It should also take into account some deep changes in the logic.
Lists vs Iterables
------------------
In Python 2, lists are a central type. In Python 3, most of them are
turned into iterators, including the very important range():
Python 2:
In [1]: range(3)
Out[1]: [0, 1, 2]
Python 3:
In [1]: range(3)
Out[1]: range(0, 3)
In Sage, there are a lot of blah() methods that return lists or tuples,
which have a blah_iterator() counterpart.
For me, in such situations, the Python 3 migration should let blah()

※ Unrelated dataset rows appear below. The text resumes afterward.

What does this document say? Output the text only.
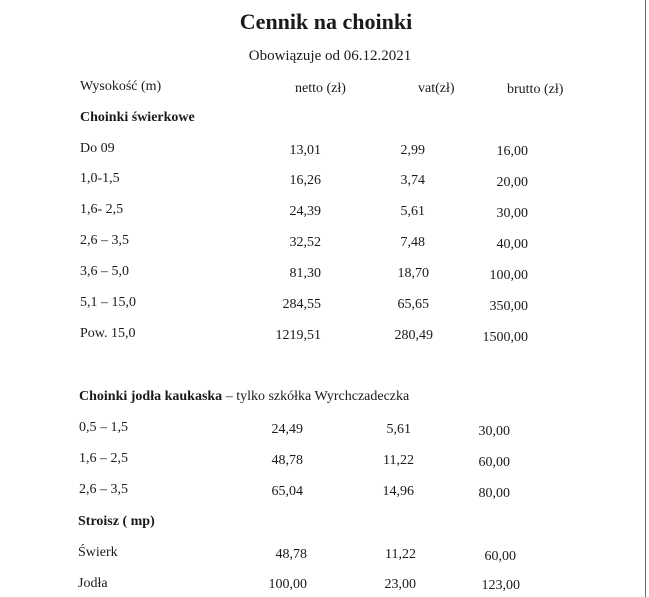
Cennik na choinki
Obowiązuje od 06.12.2021
Wysokość (m)	netto (zł)	vat(zł)	brutto (zł)
Choinki świerkowe
Do 09	13,01	2,99	16,00
1,0-1,5	16,26	3,74	20,00
1,6- 2,5	24,39	5,61	30,00
2,6 – 3,5	32,52	7,48	40,00
3,6 – 5,0	81,30	18,70	100,00
5,1 – 15,0	284,55	65,65	350,00
Pow. 15,0	1219,51	280,49	1500,00
Choinki jodła kaukaska – tylko szkółka Wyrchczadeczka
0,5 – 1,5	24,49	5,61	30,00
1,6 – 2,5	48,78	11,22	60,00
2,6 – 3,5	65,04	14,96	80,00
Stroisz ( mp)
Świerk	48,78	11,22	60,00
Jodła	100,00	23,00	123,00
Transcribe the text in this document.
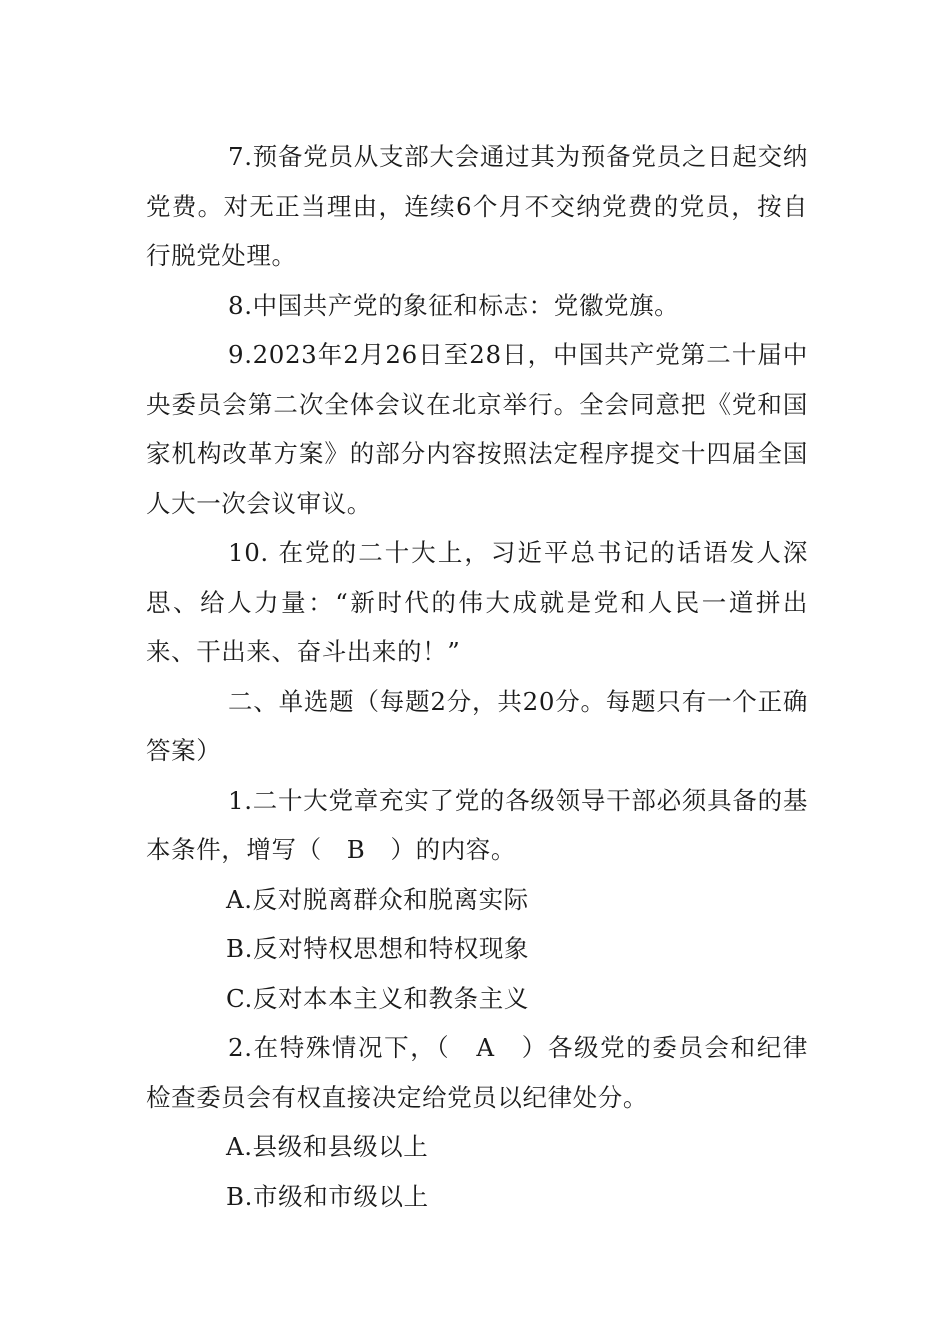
7.预备党员从支部大会通过其为预备党员之日起交纳党费。对无正当理由，连续6个月不交纳党费的党员，按自行脱党处理。

8.中国共产党的象征和标志：党徽党旗。

9.2023年2月26日至28日，中国共产党第二十届中央委员会第二次全体会议在北京举行。全会同意把《党和国家机构改革方案》的部分内容按照法定程序提交十四届全国人大一次会议审议。

10. 在党的二十大上，习近平总书记的话语发人深思、给人力量：“新时代的伟大成就是党和人民一道拼出来、干出来、奋斗出来的！”

二、单选题（每题2分，共20分。每题只有一个正确答案）

1.二十大党章充实了党的各级领导干部必须具备的基本条件，增写（　B　）的内容。

A.反对脱离群众和脱离实际

B.反对特权思想和特权现象

C.反对本本主义和教条主义

2.在特殊情况下，（　A　）各级党的委员会和纪律检查委员会有权直接决定给党员以纪律处分。

A.县级和县级以上

B.市级和市级以上
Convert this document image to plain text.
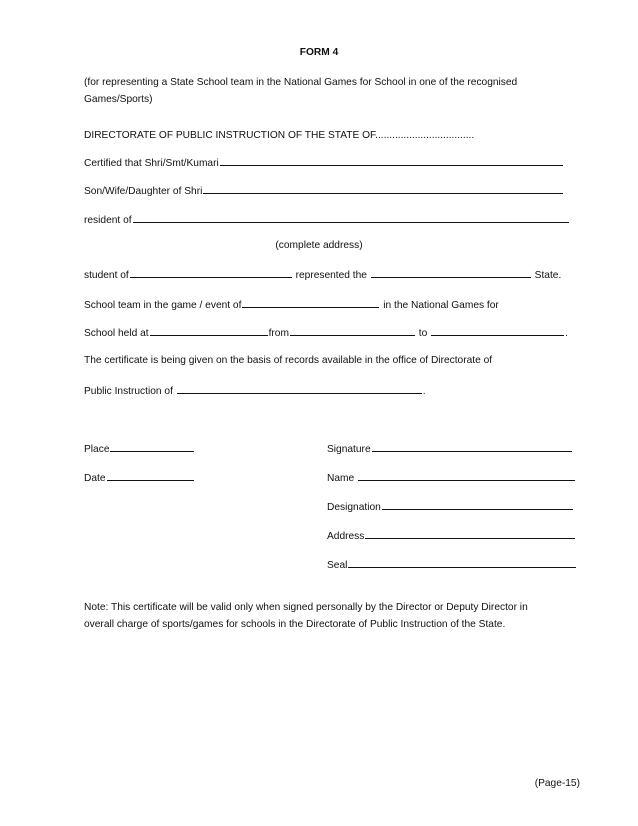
FORM 4
(for representing a State School team in the National Games for School in one of the recognised
Games/Sports)
DIRECTORATE OF PUBLIC INSTRUCTION OF THE STATE OF...................................
Certified that Shri/Smt/Kumari
Son/Wife/Daughter of Shri
resident of
(complete address)
student of	represented the	State.
School team in the game / event of	in the National Games for
School held at	from	to	.
The certificate is being given on the basis of records available in the office of Directorate of
Public Instruction of	.
Place
Date
Signature
Name
Designation
Address
Seal
Note: This certificate will be valid only when signed personally by the Director or Deputy Director in
overall charge of sports/games for schools in the Directorate of Public Instruction of the State.
(Page-15)
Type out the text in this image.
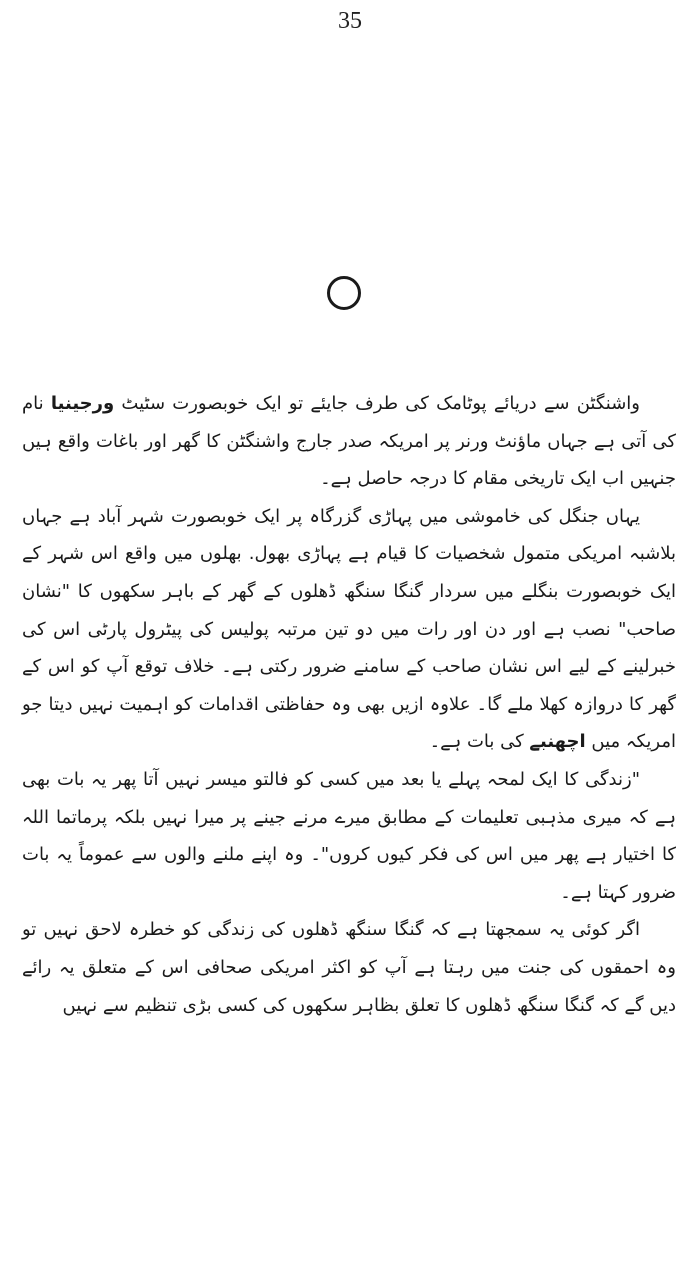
35

واشنگٹن سے دریائے پوٹامک کی طرف جایئے تو ایک خوبصورت سٹیٹ ورجینیا نام کی آتی ہے جہاں ماؤنٹ ورنر پر امریکہ صدر جارج واشنگٹن کا گھر اور باغات واقع ہیں جنہیں اب ایک تاریخی مقام کا درجہ حاصل ہے۔

یہاں جنگل کی خاموشی میں پہاڑی گزرگاہ پر ایک خوبصورت شہر آباد ہے جہاں بلاشبہ امریکی متمول شخصیات کا قیام ہے پہاڑی بھول. بھلوں میں واقع اس شہر کے ایک خوبصورت بنگلے میں سردار گنگا سنگھ ڈھلوں کے گھر کے باہر سکھوں کا "نشان صاحب" نصب ہے اور دن اور رات میں دو تین مرتبہ پولیس کی پیٹرول پارٹی اس کی خبرلینے کے لیے اس نشان صاحب کے سامنے ضرور رکتی ہے۔ خلاف توقع آپ کو اس کے گھر کا دروازہ کھلا ملے گا۔ علاوہ ازیں بھی وہ حفاظتی اقدامات کو اہمیت نہیں دیتا جو امریکہ میں اچھنبے کی بات ہے۔

"زندگی کا ایک لمحہ پہلے یا بعد میں کسی کو فالتو میسر نہیں آتا پھر یہ بات بھی ہے کہ میری مذہبی تعلیمات کے مطابق میرے مرنے جینے پر میرا نہیں بلکہ پرماتما اللہ کا اختیار ہے پھر میں اس کی فکر کیوں کروں"۔ وہ اپنے ملنے والوں سے عموماً یہ بات ضرور کہتا ہے۔

اگر کوئی یہ سمجھتا ہے کہ گنگا سنگھ ڈھلوں کی زندگی کو خطرہ لاحق نہیں تو وہ احمقوں کی جنت میں رہتا ہے آپ کو اکثر امریکی صحافی اس کے متعلق یہ رائے دیں گے کہ گنگا سنگھ ڈھلوں کا تعلق بظاہر سکھوں کی کسی بڑی تنظیم سے نہیں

become an iterator and deprecate blah_iterator(). We should avoid
returning lists when we can return iterators, and this by default to
follow this Python 3 change.
Copies vs Views
---------------
Lot of basic methods do not return copies of (part of) an object, but
remains linked to that object.
Here is an example with dicts:
Python 2:
In [1]: d = {1:2, 3:4}
In [2]: d
Out[2]: {1: 2, 3: 4}
In [3]: k = d.keys()
In [4]: k
Out[4]: [1, 3]
In [5]: d[5] = 6
In [6]: d
Out[6]: {1: 2, 3: 4, 5: 6}
In [7]: k
Out[7]: [1, 3]
Python 3:
In [1]: d = {1:2, 3:4}
In [2]: d
Out[2]: {1: 2, 3: 4}
In [3]: k = d.keys()
In [4]: k
Out[4]: dict_keys([1, 3])
In [5]: d[5] = 6
In [6]: d
Out[6]: {1: 2, 3: 4, 5: 6}
In [7]: k
Out[7]: dict_keys([1, 3, 5])
Our methods should also reflect this logic when migrating to Python 3.
A few examples: vertices() and edges() of graphs should not be lists,
but keep links to the graph itself. Similar for rows, columns of
matrices, as it is already the case in numpy:
In [1]: import numpy as np
In [2]: M = np.array([[1, 2], [3, 4]])
In [3]: M
Out[3]:
array([[1, 2],
[3, 4]])
In [4]: row = M[0]
In [5]: row
Out[5]: array([1, 2])
In [6]: M[0,0] = 5
In [7]: M
Out[7]:
array([[5, 2],
[3, 4]])
In [8]: row
Out[8]: array([5, 2])
One might argue that it will break backward consistency, but
Sage-Python2 user code will break anyway, and users will have to work on
adapting their scripts when Python 3 will become Sage's default.
Hence, more generally, i wonder whether one could take the opportunity,
from Python 3 becoming the default, to fix all other inconsistencies of
Sage, that are kept forever in the name of backward-compatibility.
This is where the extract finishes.